Four years ago, I received the phone call that stole my breath. It was a call that I had agonized over for years prior, from the time I learned I may one day receive it. This call informed me that my abuser had filed a petition to be removed from the sex offender registry. I wrote about receiving this call back in 2018- you can read that post here. In that post, I asked for friends to pray that I would have peace with any decision rendered in court. Though I knew the judge could rule in my abuser’s favor, I truly could not imagine a world in which my abuser would be deemed “not a threat” to the public.

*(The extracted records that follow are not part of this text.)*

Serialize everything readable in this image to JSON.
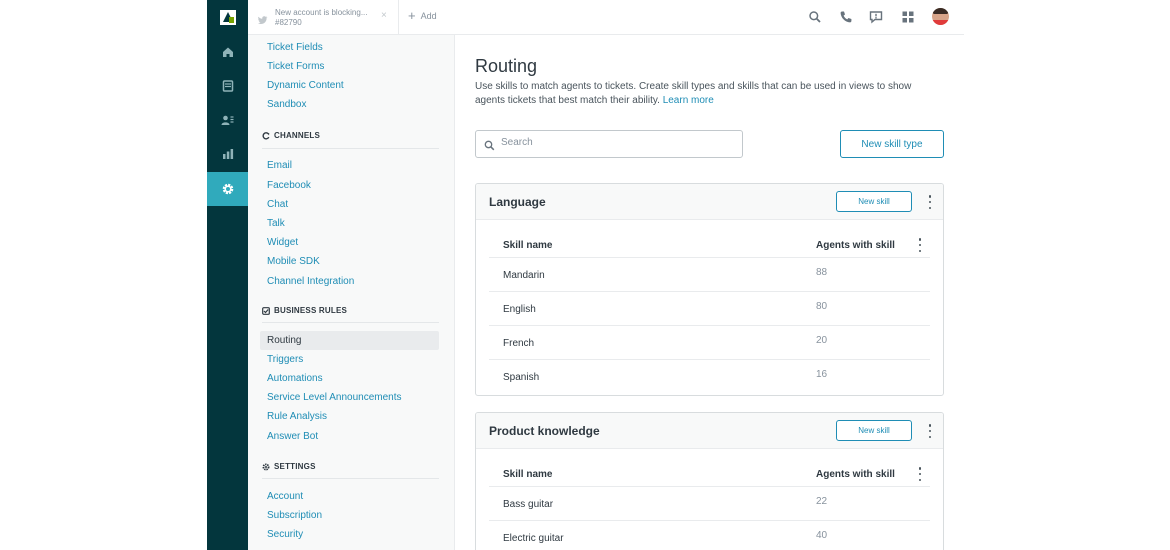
{
  "topbar": {
    "tab": {
      "line1": "New account is blocking...",
      "line2": "#82790",
      "close": "×"
    },
    "add_label": "Add",
    "icons": [
      "search-icon",
      "phone-icon",
      "chat-icon",
      "apps-grid-icon",
      "user-avatar"
    ]
  },
  "rail": {
    "icons": [
      "zendesk-logo",
      "home-icon",
      "views-icon",
      "customers-icon",
      "reporting-icon",
      "admin-gear-icon"
    ],
    "active": "admin-gear-icon",
    "active_color": "#30aabc",
    "background": "#03363d"
  },
  "sidebar": {
    "top_items": [
      "Ticket Fields",
      "Ticket Forms",
      "Dynamic Content",
      "Sandbox"
    ],
    "channels": {
      "heading": "CHANNELS",
      "items": [
        "Email",
        "Facebook",
        "Chat",
        "Talk",
        "Widget",
        "Mobile SDK",
        "Channel Integration"
      ]
    },
    "business_rules": {
      "heading": "BUSINESS RULES",
      "items": [
        "Routing",
        "Triggers",
        "Automations",
        "Service Level Announcements",
        "Rule Analysis",
        "Answer Bot"
      ]
    },
    "settings": {
      "heading": "SETTINGS",
      "items": [
        "Account",
        "Subscription",
        "Security"
      ]
    }
  },
  "main": {
    "title": "Routing",
    "description": "Use skills to match agents to tickets. Create skill types and skills that can be used in views to show agents tickets that best match their ability.",
    "learn_more": "Learn more",
    "search_placeholder": "Search",
    "new_skill_type_label": "New skill type",
    "skill_types": [
      {
        "name": "Language",
        "new_skill_label": "New skill",
        "col_skill": "Skill name",
        "col_agents": "Agents with skill",
        "skills": [
          {
            "name": "Mandarin",
            "agents": "88"
          },
          {
            "name": "English",
            "agents": "80"
          },
          {
            "name": "French",
            "agents": "20"
          },
          {
            "name": "Spanish",
            "agents": "16"
          }
        ]
      },
      {
        "name": "Product knowledge",
        "new_skill_label": "New skill",
        "col_skill": "Skill name",
        "col_agents": "Agents with skill",
        "skills": [
          {
            "name": "Bass guitar",
            "agents": "22"
          },
          {
            "name": "Electric guitar",
            "agents": "40"
          }
        ]
      }
    ]
  },
  "colors": {
    "link": "#1f8db5",
    "accent": "#30aabc",
    "rail": "#03363d"
  }
}
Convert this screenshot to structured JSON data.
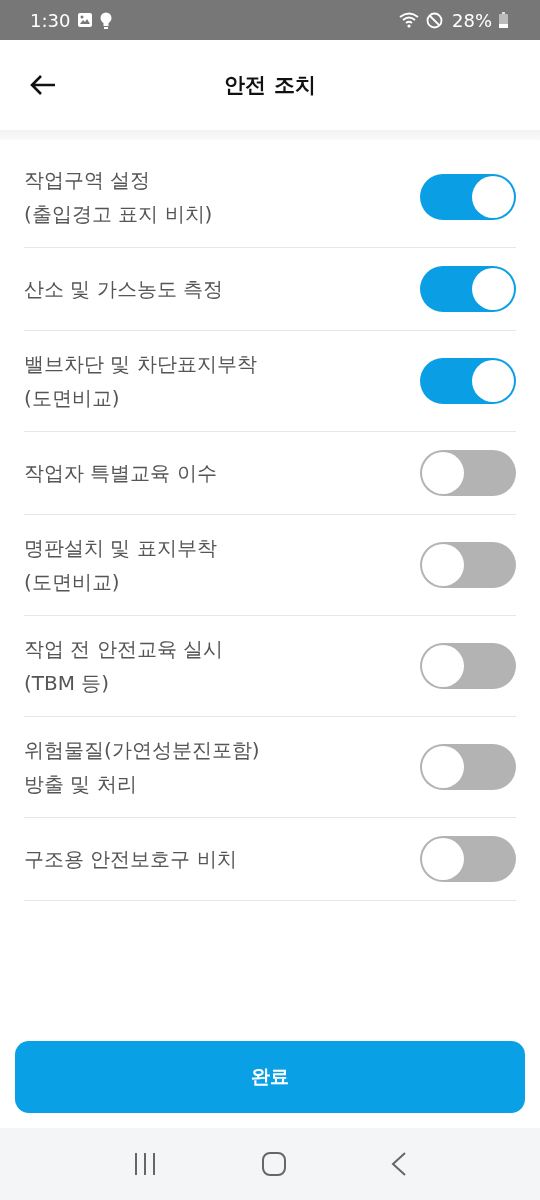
{
  "status_bar": {
    "time": "1:30",
    "battery": "28%"
  },
  "header": {
    "title": "안전 조치"
  },
  "items": [
    {
      "label": "작업구역 설정\n(출입경고 표지 비치)",
      "on": true
    },
    {
      "label": "산소 및 가스농도 측정",
      "on": true
    },
    {
      "label": "밸브차단 및 차단표지부착\n(도면비교)",
      "on": true
    },
    {
      "label": "작업자 특별교육 이수",
      "on": false
    },
    {
      "label": "명판설치 및 표지부착\n(도면비교)",
      "on": false
    },
    {
      "label": "작업 전 안전교육 실시\n(TBM 등)",
      "on": false
    },
    {
      "label": "위험물질(가연성분진포함)\n방출 및 처리",
      "on": false
    },
    {
      "label": "구조용 안전보호구 비치",
      "on": false
    }
  ],
  "done_button": "완료"
}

You can read more here and here about the judge’s decision and what the court experience was like as I delivered a victim impact statement and fought with all I had to protect others from future abuse by my abuser. It is still hard to always feel at peace with the judge’s decision. Often, I do not feel like it was the right one. I have questions that were not answered, and likely will not be answered for my case. But, these questions and the feelings of injustice motivate me to keep fighting and advocating so others might have a different fate.

In June, I served as a juror on a criminal trial. It challenged me to evaluate my views on a side of the judicial system I had yet to see so close up. Part of my journey has included seasons of questioning whether at 15 years old I made the correct decision in accepting a plea deal instead of going to trial. At 15, it was clear to me that going to trial did not guarantee a conviction and punishment; the plea deal would, though it meant significantly lighter penalties. After serving as a juror, I better understand what is meant by the burden of proof and what guilty beyond a reasonable doubt requires. I thought back to my own case as a victim and whether a jury would have looked at the evidence available and concluded my abuser was guilty beyond a reasonable doubt. As a child, I thought if you were telling the truth, people were supposed to believe you. Going through the judicial process for felonious crimes exposed me to the harsh truth that so often more is needed when you are the victim. I do not know the answers, but I do long for the day when the judicial system feels like a more just place for victims of childhood sexual abuse.